Visualise this: an energetic woman with a warm, yet cheeky smile, smoke coming from her pipe, smell spreading from her blow lamp, with different fabrics on the table and on the floor, dozens of awesomely designed lamps, and dogs running around her. Let us introduce you to Lucia, our very dear friend from the tiny Italian village of San Martino del Carso.
Disturbed by society, moved by her environment
What does a child do if they are not from a wealthy family yet wants to play? Well, either they play with a neighbour’s toy or they cry a lot until they get what it is they’re craving for, or… you create it! Lucia as a child spent a lot of time close to her grandfather and was often attracted by the fabrics and differing materials she would find at his house.
Grandpa’s hammer and the sewing machine of her bother were her most favourite “toys” as she used to create her own toys from the regular and natural materials she found around, together with other simple instruments.
Creation as a solitary game
Lucia shared this creative joy on her own. Being a Slovenian native with Armenian roots in Italy, she found a big refuge in the art, that was more a game than a conscious artistic process. Actually, as she confessed, she felt quite disturbed when any friend attempted to enter into her creative process.
Fascinated by colours and fabrics, Lucia naturally chose to enter in to the lyceum of art. After graduating, she continued “playing” and created her first sculptures, lamps – and later on – incredibly cool and practical bags.
Watching Lucia working, you’ll see it’s not just a simple task with a sketch next to you, a sewing machine in front and clear plan in your head; instead Lucia loves to see the result of her work that is entirely processed at random, that happens during or right at the end of the process of pure improvisation with no drawing or a scheme.
She loves using the same tools for different purposes but her other passion is to invent tools she needs for her artworks.
Moving emotions by art
“Wow, this can be done!” was Lucia’s reaction on Giotto’s fresco and its striking blue colour.
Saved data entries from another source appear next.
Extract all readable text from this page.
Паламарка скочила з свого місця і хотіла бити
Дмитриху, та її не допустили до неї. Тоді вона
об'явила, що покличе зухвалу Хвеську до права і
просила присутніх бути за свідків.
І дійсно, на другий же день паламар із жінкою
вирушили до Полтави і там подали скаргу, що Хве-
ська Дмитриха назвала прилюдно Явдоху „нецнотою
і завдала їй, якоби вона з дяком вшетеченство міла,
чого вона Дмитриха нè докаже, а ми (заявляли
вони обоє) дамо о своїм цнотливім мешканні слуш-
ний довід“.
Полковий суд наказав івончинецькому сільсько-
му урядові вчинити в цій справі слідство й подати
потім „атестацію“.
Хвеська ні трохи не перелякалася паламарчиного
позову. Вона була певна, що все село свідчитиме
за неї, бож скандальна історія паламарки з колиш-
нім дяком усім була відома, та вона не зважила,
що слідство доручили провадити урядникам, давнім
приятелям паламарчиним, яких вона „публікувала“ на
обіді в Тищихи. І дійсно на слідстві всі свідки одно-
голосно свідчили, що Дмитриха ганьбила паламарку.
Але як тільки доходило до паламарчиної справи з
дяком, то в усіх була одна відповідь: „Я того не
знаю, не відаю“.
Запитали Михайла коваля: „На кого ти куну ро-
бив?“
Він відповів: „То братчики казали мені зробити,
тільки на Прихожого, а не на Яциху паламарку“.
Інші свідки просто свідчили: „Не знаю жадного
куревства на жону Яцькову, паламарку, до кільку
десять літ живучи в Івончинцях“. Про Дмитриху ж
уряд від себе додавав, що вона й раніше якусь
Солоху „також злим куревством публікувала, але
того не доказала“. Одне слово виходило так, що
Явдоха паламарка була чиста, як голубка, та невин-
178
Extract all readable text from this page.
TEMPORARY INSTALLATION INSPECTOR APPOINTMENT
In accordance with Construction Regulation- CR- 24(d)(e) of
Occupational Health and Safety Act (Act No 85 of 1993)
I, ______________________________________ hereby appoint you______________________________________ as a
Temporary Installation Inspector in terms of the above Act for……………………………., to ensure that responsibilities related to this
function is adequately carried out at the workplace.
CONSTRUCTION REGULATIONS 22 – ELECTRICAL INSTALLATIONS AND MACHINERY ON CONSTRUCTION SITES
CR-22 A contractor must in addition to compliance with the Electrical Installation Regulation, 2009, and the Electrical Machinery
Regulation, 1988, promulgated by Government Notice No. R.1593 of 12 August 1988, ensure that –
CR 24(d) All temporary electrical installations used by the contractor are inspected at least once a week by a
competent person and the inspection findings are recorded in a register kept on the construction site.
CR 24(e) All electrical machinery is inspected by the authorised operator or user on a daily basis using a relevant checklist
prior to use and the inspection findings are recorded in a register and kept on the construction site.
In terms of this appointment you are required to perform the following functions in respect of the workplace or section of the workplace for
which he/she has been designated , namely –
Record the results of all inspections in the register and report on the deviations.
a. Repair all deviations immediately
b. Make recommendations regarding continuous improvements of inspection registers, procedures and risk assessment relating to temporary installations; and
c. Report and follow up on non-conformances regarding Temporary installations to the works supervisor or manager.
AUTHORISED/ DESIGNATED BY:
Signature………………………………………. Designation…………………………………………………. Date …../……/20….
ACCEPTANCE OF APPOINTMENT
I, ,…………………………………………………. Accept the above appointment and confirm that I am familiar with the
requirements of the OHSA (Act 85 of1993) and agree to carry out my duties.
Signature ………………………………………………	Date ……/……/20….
Not only for the craft of the artist, but for the fact how much a “simple” colour can move a viewer emotionally.
She wondered how many rich emotions an artist can invoke by their work. And that was the moment Lucia considered this factor as crucial for her work too: to trigger strong emotions in the people who see her artworks.
When the past creates the future
The memories from Lucia’s childhood and her habit to play only with the available materials was a starting point in the creation of amazing lamps she makes from wire. It all started as a simple playing with one piece of wire and Lucia remembering three old grannies embroidering and sewing special clothes for a wedding of a local girl.
Unique lamps, that were sold later on to different countries around the world carried a lot of tough and precise hand craft, long hours of work, tears and literally blood from her fingers. That reminded Lucia of an Iranian carpet seller that she met who didn’t have any carpet in his house because it would have reminded him of the suffering the kids who made it went through in order to make it. This story made her realised how much pain might be embroidered in the piece of art and art collectors and customers will never know about it.
If there is someone who can sign under the statement “hard work pays off”, then it’s Lucia, who after attending a design fair Trandsetter, was chosen to sell her lamps in a shop in Milan, which was famous for its wealthy and famous vip customers.
Tough, impossible or difficult are not features that would scare Lucia when it comes to creating a totally new product. When she read on a bikers’ forum that they were wondering why nobody had invented a special backpack for messengers that would be big enough, waterproof and with a chic design, she didn’t hesitate for a second.
She started to be become more curious about how to create a bag herself and started to improvise, play, and look for the right materials, inventing tools, constructing, sewing and consulting with professional messengers.
We had a chance to try how it feels to wear one of her great messenger bag inventions ourselves and honestly, we seriously consider that if our dear backpacks finish their service, we’ll order bags from Lucia, who is also a traveller and knows exactly what a long-term nomad needs.
Your story is her dream
When she was a child, Lucia once saw gypsies passing by in her small town, she followed them intuitively for a moment and since then, she hits the road herself at least once per year.
It’s not travel that attracts her, but going, moving – the walking itself. Lucia walked through Morocco, and the pilgrimage route to Santiago de Compostella; with is planning to do much more.
Lucia’s house is located just on the walking trail in the north of Italy, hidden behind grapes and trees, and when she sees anybody passing her house, she gets very excited to invite them inside for a coffee and to listen to the stories from their trip which help her to have her own dreams. Dreams that she is working on while indulging in improvisation, playing and keeping her spirit cheerful and creative.